Written by Brandon Lee Published on   2 mins read

The startup’s autonomous solutions may remove the shortcomings inherent in conventional offshore maintenance processes.

Rovula is a subsea robotics developer that is building new machines for performing subsea inspection, repair, and maintenance. As a subsidiary of Bangkok-based AI Robotics and Ventures (ARV), it seeks to create a technological ecosystem in the offshore environment that consists of remotely operated underwater vehicles and equipment, making it safer and more efficient to perform upkeep processes in marine settings.

Conventional methods of subsea inspection and maintenance are costly in terms of money and time, require exhaustive planning, and involve a considerable level of physical labor like diving, which can be hazardous and tedious. This type of service cannot be provided on demand, because each operation is a major undertaking that involves teams of experts, a range of equipment, large sea vessels, and a crew.

The products of Rovula, which include unmanned vessels and a data platform, are meant to cut those costs by 50%. For example, the Xplorer is an autonomous underwater vehicle designed specifically for subsea pipeline inspection. It has already completed over 20 km of pipeline inspection for the Arthit gas and condensate field in the Gulf of Thailand, and can reach a depth of 300 m.

Meanwhile, Rovula’s Xgateway maritime surface vehicle was designed in collaboration with Marsun, a leading Thai shipbuilder, to serve as a communication node that connects Rovula’s other seacraft.

The data gathered by Rovula’s vessels within a network is processed by Xspector, an AI-powered data platform that acts as a visualization, inspection, and reporting tool. Whereas inspection video footage was once reviewed by humans over lengthy periods of time, Xspector automates the process of detecting anomalies, producing results in a significantly reduced timespan.

Finally, Rovula’s maintenance and repair apparatus includes the Nautilus and the Roto-climbers. The former was developed in conjunction with Kongsberg Ferrotech, a Norwegian subsea robotics company, and the latter was produced with the expertise of Rototech, a Singapore-based industrial company.

The Nautilus is the world’s first semi-autonomous robot for pipeline inspection, repair, and maintenance. It is remotely operated, and able to perform inspections and repairs of subsea assets at depths of up to 150 m.

The Roto-climbers are used for vertical pipe operations.
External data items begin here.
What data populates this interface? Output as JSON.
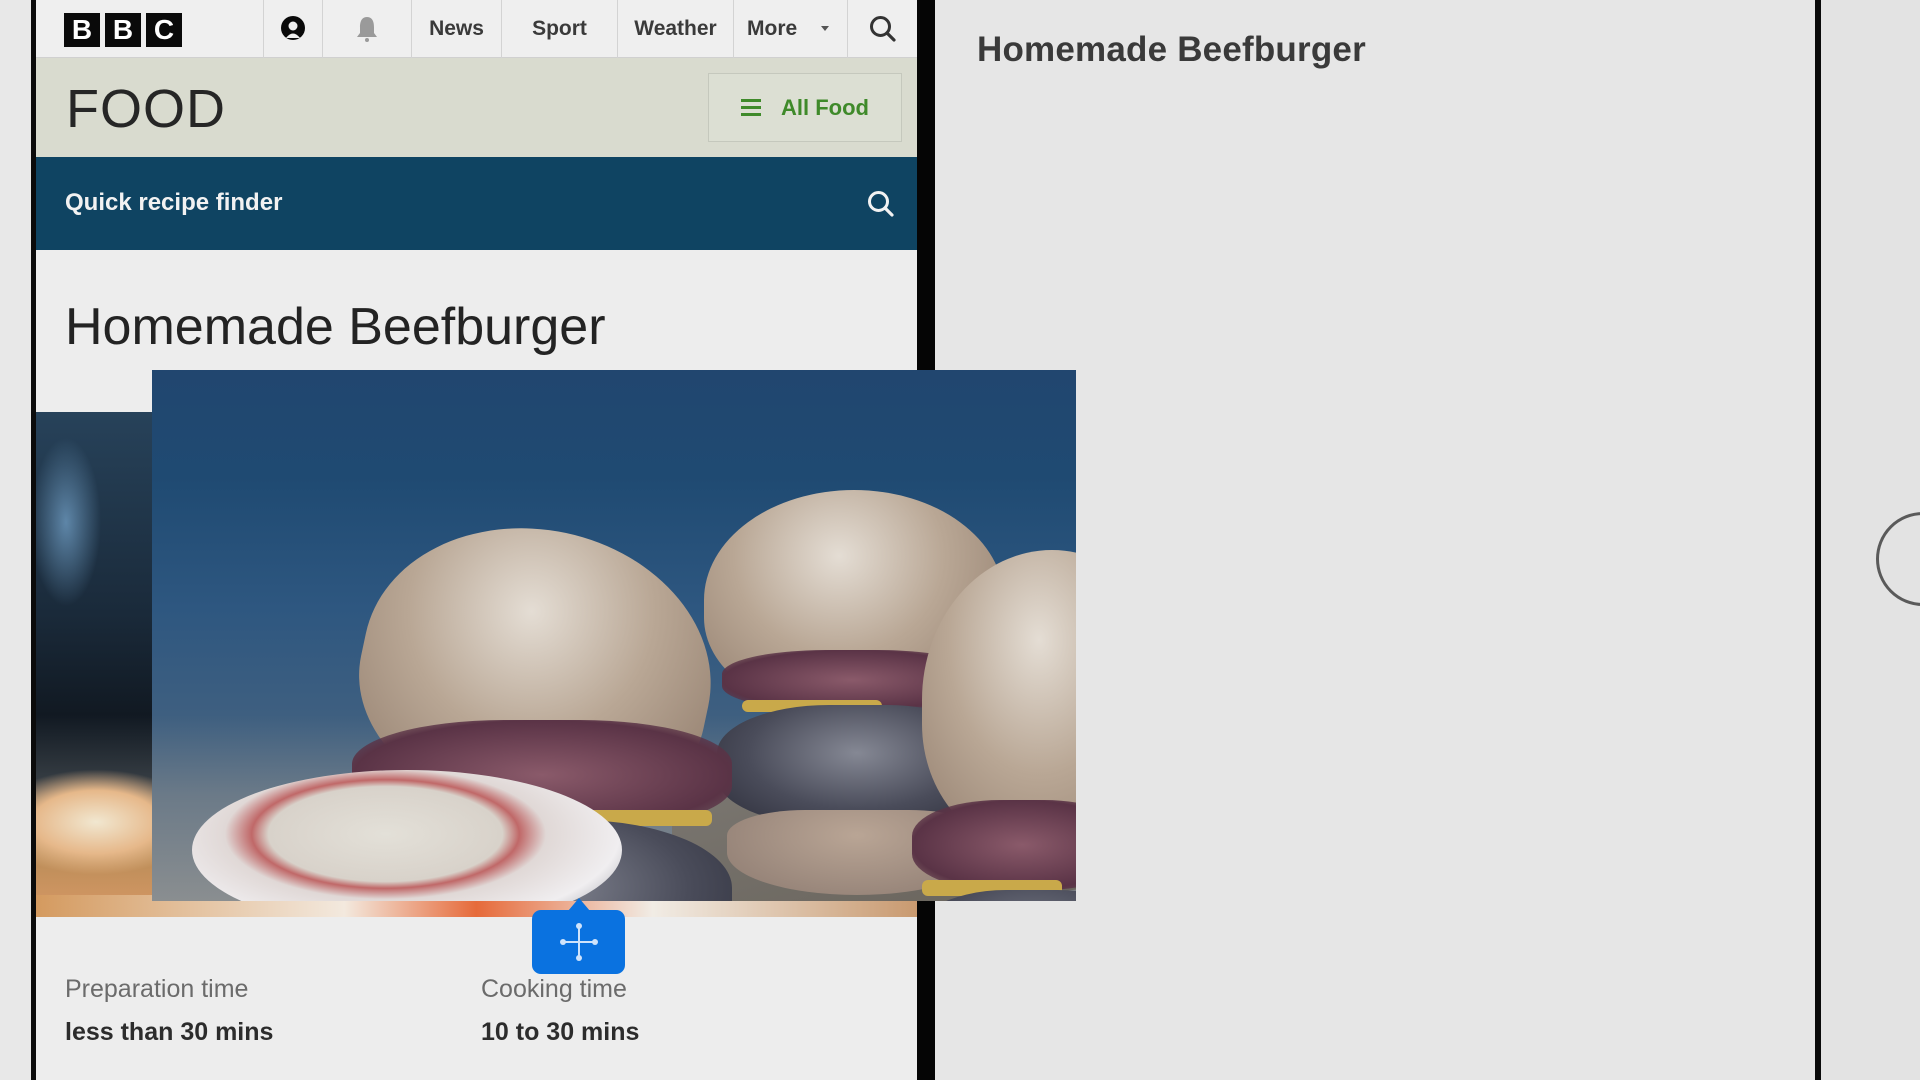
{
  "browser": {
    "nav": {
      "logo_letters": [
        "B",
        "B",
        "C"
      ],
      "account_icon": "account-icon",
      "notification_icon": "bell-icon",
      "links": [
        "News",
        "Sport",
        "Weather"
      ],
      "more_label": "More",
      "search_icon": "search-icon"
    },
    "food_header": {
      "title": "FOOD",
      "all_food_label": "All Food",
      "menu_icon": "hamburger-icon"
    },
    "finder": {
      "label": "Quick recipe finder",
      "search_icon": "search-icon"
    },
    "recipe": {
      "title": "Homemade Beefburger",
      "prep_label": "Preparation time",
      "prep_value": "less than 30 mins",
      "cook_label": "Cooking time",
      "cook_value": "10 to 30 mins"
    },
    "drag": {
      "image_subject": "beefburgers photo",
      "handle_icon": "move-icon"
    }
  },
  "notes_pane": {
    "title": "Homemade Beefburger"
  },
  "colors": {
    "finder_band": "#0f4462",
    "food_band": "#d9dbcf",
    "all_food_green": "#3f8a2a",
    "drag_handle_blue": "#0a72e0"
  }
}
These contraptions can be fitted with modules for different tasks, like composite wrapping and cleaning. The complete unit is lightweight, easily assembled, and can fit in a 10 ft shipping container.

Rovula’s products work in tandem with each other to form a system of automated, AI-powered equipment that may transform the operational standards of subsea maintenance.

Yet there are challenges. One key factor is the lack of infrastructural support for telecommunications out at sea. For now, Rovula’s network relies on satellite connectivity to function. However, the team anticipates 4G or 5G services being introduced in the offshore environment, making the regular operation of its automated subsea maintenance system a reality.

Rovula was among the ten finalists of the Alibaba Cloud x KrASIA Global Startup Accelerator Singapore-Thailand Demo Day that was held on January 11.